Financial data arrives fragmented and difficult to operationalize

Financial data providers expose accounts, balances, merchants, and transactions through inconsistent schemas, naming conventions, category systems, and timing patterns. Product teams often inherit raw transactional data without the operational context needed to build reliable financial experiences.

Raw transactions can show what happened, but they rarely explain which patterns matter, which recommendations should be trusted, or what workflow action should happen next.

Solution

Normalize first, reason second

The platform ingests synthetic open-finance data, maps it into a reusable common financial data model, enriches entities with derived metadata, and then runs an explainable workflow that coordinates deterministic financial analysis tools.
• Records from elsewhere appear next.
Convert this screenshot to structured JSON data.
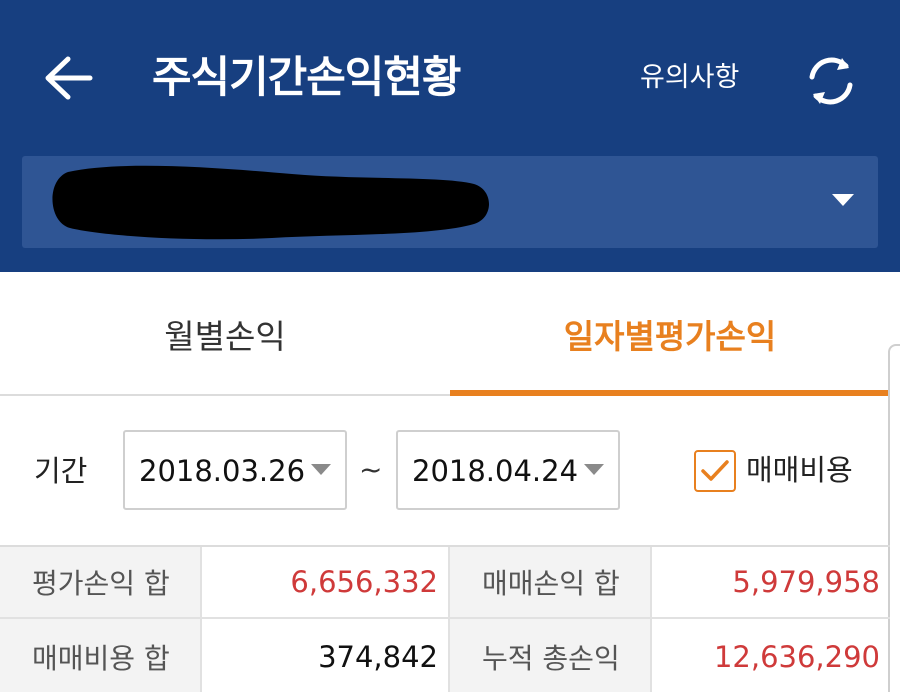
{
  "header": {
    "title": "주식기간손익현황",
    "notice_label": "유의사항",
    "icons": {
      "back": "arrow-left-icon",
      "refresh": "refresh-icon"
    }
  },
  "account": {
    "value": ""
  },
  "tabs": [
    {
      "label": "월별손익",
      "active": false
    },
    {
      "label": "일자별평가손익",
      "active": true
    }
  ],
  "filter": {
    "period_label": "기간",
    "from_date": "2018.03.26",
    "separator": "~",
    "to_date": "2018.04.24",
    "fee_label": "매매비용",
    "fee_checked": true
  },
  "summary": [
    [
      {
        "label": "평가손익 합",
        "value": "6,656,332",
        "color": "#cf3a3a"
      },
      {
        "label": "매매손익 합",
        "value": "5,979,958",
        "color": "#cf3a3a"
      }
    ],
    [
      {
        "label": "매매비용 합",
        "value": "374,842",
        "color": "#111111"
      },
      {
        "label": "누적 총손익",
        "value": "12,636,290",
        "color": "#cf3a3a"
      }
    ]
  ],
  "colors": {
    "header_bg": "#173f80",
    "select_bg": "#2f5594",
    "accent": "#e8801f",
    "positive": "#cf3a3a"
  }
}
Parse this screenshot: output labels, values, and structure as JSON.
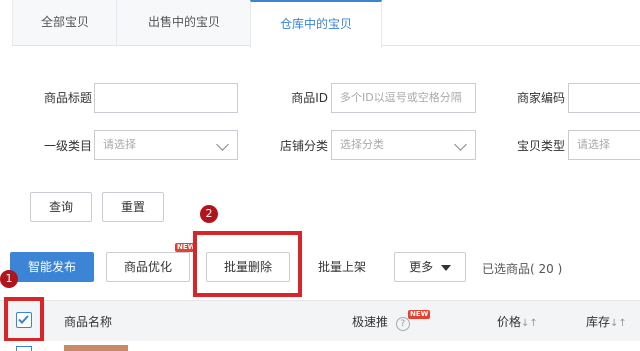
{
  "tabs": [
    "全部宝贝",
    "出售中的宝贝",
    "仓库中的宝贝"
  ],
  "filters": {
    "title_label": "商品标题",
    "id_label": "商品ID",
    "id_placeholder": "多个ID以逗号或空格分隔",
    "merchant_code_label": "商家编码",
    "category_label": "一级类目",
    "category_placeholder": "请选择",
    "shop_category_label": "店铺分类",
    "shop_category_placeholder": "选择分类",
    "item_type_label": "宝贝类型",
    "item_type_placeholder": "请选择"
  },
  "search_buttons": {
    "query": "查询",
    "reset": "重置"
  },
  "actions": {
    "smart_publish": "智能发布",
    "optimize": "商品优化",
    "batch_delete": "批量删除",
    "batch_list": "批量上架",
    "more": "更多",
    "selected_text": "已选商品( 20 )",
    "new_badge": "NEW"
  },
  "annotations": {
    "step1": "1",
    "step2": "2"
  },
  "table": {
    "headers": {
      "name": "商品名称",
      "promo": "极速推",
      "price": "价格",
      "stock": "库存"
    },
    "promo_new": "NEW",
    "help_glyph": "?",
    "sort_glyph": "↓↑"
  },
  "colors": {
    "accent": "#3c84d6",
    "annotation_red": "#d7252a"
  }
}
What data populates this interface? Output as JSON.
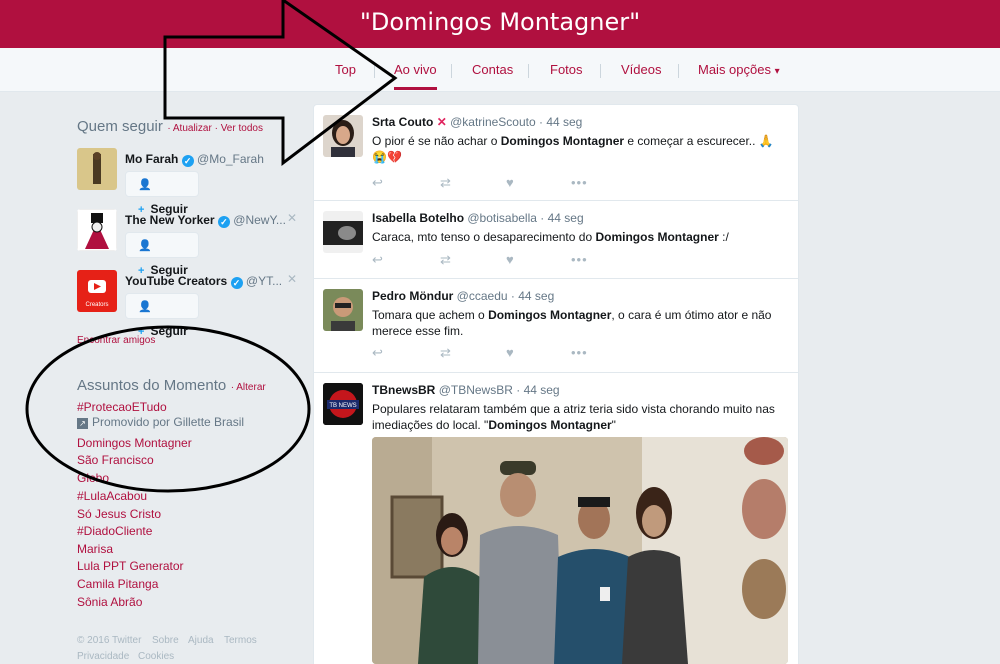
{
  "header": {
    "title": "\"Domingos Montagner\""
  },
  "nav": {
    "tabs": [
      "Top",
      "Ao vivo",
      "Contas",
      "Fotos",
      "Vídeos",
      "Mais opções"
    ],
    "active": "Ao vivo"
  },
  "who_to_follow": {
    "title": "Quem seguir",
    "refresh": "Atualizar",
    "view_all": "Ver todos",
    "follow_label": "Seguir",
    "items": [
      {
        "name": "Mo Farah",
        "handle": "@Mo_Farah"
      },
      {
        "name": "The New Yorker",
        "handle": "@NewY..."
      },
      {
        "name": "YouTube Creators",
        "handle": "@YT..."
      }
    ],
    "find_friends": "Encontrar amigos"
  },
  "trends": {
    "title": "Assuntos do Momento",
    "change": "Alterar",
    "promoted_tag": "#ProtecaoETudo",
    "promoted_by": "Promovido por Gillette Brasil",
    "items": [
      "Domingos Montagner",
      "São Francisco",
      "Globo",
      "#LulaAcabou",
      "Só Jesus Cristo",
      "#DiadoCliente",
      "Marisa",
      "Lula PPT Generator",
      "Camila Pitanga",
      "Sônia Abrão"
    ]
  },
  "footer": {
    "links": [
      "© 2016 Twitter",
      "Sobre",
      "Ajuda",
      "Termos",
      "Privacidade",
      "Cookies"
    ]
  },
  "tweets": [
    {
      "name": "Srta Couto",
      "handle": "@katrineScouto",
      "time": "44 seg",
      "text_before": "O pior é se não achar o ",
      "highlight": "Domingos Montagner",
      "text_after": " e começar a escurecer.. 🙏 😭💔"
    },
    {
      "name": "Isabella Botelho",
      "handle": "@botisabella",
      "time": "44 seg",
      "text_before": "Caraca, mto tenso o desaparecimento do ",
      "highlight": "Domingos Montagner",
      "text_after": " :/"
    },
    {
      "name": "Pedro Möndur",
      "handle": "@ccaedu",
      "time": "44 seg",
      "text_before": "Tomara que achem o ",
      "highlight": "Domingos Montagner",
      "text_after": ", o cara é um ótimo ator e não merece esse fim."
    },
    {
      "name": "TBnewsBR",
      "handle": "@TBNewsBR",
      "time": "44 seg",
      "text_before": "Populares relataram também que a atriz teria sido vista chorando muito nas imediações do local. \"",
      "highlight": "Domingos Montagner",
      "text_after": "\"",
      "avatar_label": "TB NEWS"
    }
  ],
  "icons": [
    "reply-icon",
    "retweet-icon",
    "like-icon",
    "more-icon",
    "verified-icon",
    "follow-person-icon",
    "dismiss-icon"
  ],
  "colors": {
    "brand": "#b0103f",
    "link_blue": "#1da1f2",
    "muted": "#657786"
  }
}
The output becomes a reusable recommendation layer: recurring charges, income volatility, subscription exposure, runway, affordability signals, and evidence-backed financial-health opportunities.
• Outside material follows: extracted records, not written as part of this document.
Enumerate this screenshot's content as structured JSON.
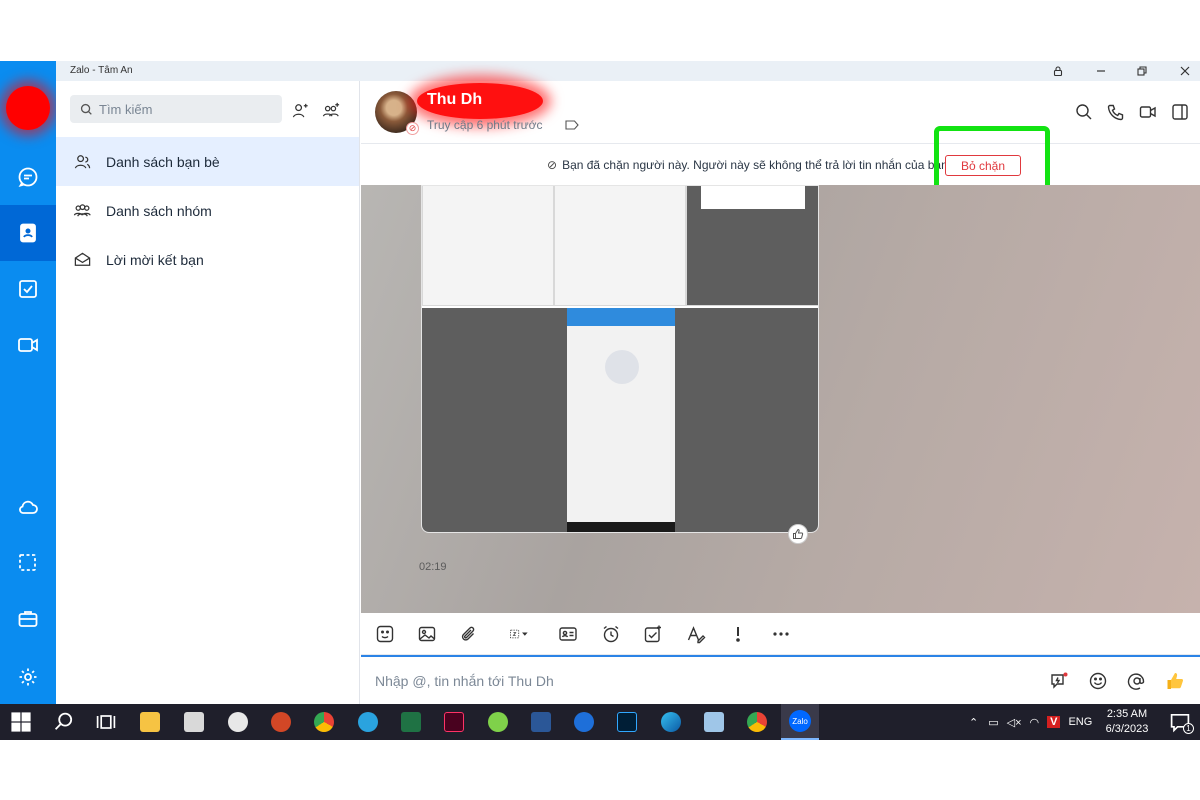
{
  "window": {
    "title": "Zalo - Tâm An"
  },
  "sidebar_contacts": {
    "search_placeholder": "Tìm kiếm",
    "items": [
      {
        "label": "Danh sách bạn bè",
        "active": true
      },
      {
        "label": "Danh sách nhóm"
      },
      {
        "label": "Lời mời kết bạn"
      }
    ]
  },
  "chat": {
    "contact_name": "Thu Dh",
    "status": "Truy cập 6 phút trước",
    "block_message": "Bạn đã chặn người này. Người này sẽ không thể trả lời tin nhắn của bạn",
    "unblock_label": "Bỏ chặn",
    "message_time": "02:19",
    "input_placeholder": "Nhập @, tin nhắn tới Thu Dh"
  },
  "taskbar": {
    "lang": "ENG",
    "time": "2:35 AM",
    "date": "6/3/2023",
    "zalo_label": "Zalo",
    "notification_count": "1"
  },
  "colors": {
    "rail": "#0a8cf0",
    "rail_active": "#0068d6",
    "highlight_box": "#12e312",
    "unblock": "#e0393e",
    "redaction": "#ff0000"
  }
}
Open finance common data model

Reusable financial entities and explainable workflow orchestration

The architecture mirrors common data model patterns used in healthcare and enterprise data systems: preserve raw provider payloads, normalize them into stable operational entities, enrich them with derived signals, and expose a workflow layer that keeps recommendations inspectable and auditable.

01

Ingest

Load accounts, balances, institutions, and raw transactions from connected financial providers.

02

Normalize

Map provider-specific payloads into a reusable common financial data model.

03

Enrich

Attach merchant, category, recurrence, and cash-flow metadata.

04

Analyze

Calculate runway, volatility, subscription exposure, affordability, and financial-health signals.

05

Recommend

Generate explainable product recommendations with visible workflow traces and evidence.

System architecture

AI-native financial data and workflow platform

Frontend

Next.js operational dashboard with workflow streaming, recommendation panels, and explainable insight visualization.

API layer

FastAPI services expose normalized financial entities, workflow orchestration, and deterministic insight tools.

Normalization engine

Transforms fragmented provider payloads into reusable financial entities and derived operational signals.

Workflow orchestrator

Coordinates tool execution, workflow sequencing, streaming updates, and recommendation generation.

Insight tools

Recurring payment detection, merchant normalization, cash-flow analysis, category analysis, and risk scoring.

Recommendation layer

Produces explainable operational recommendations designed for review rather than autonomous financial action.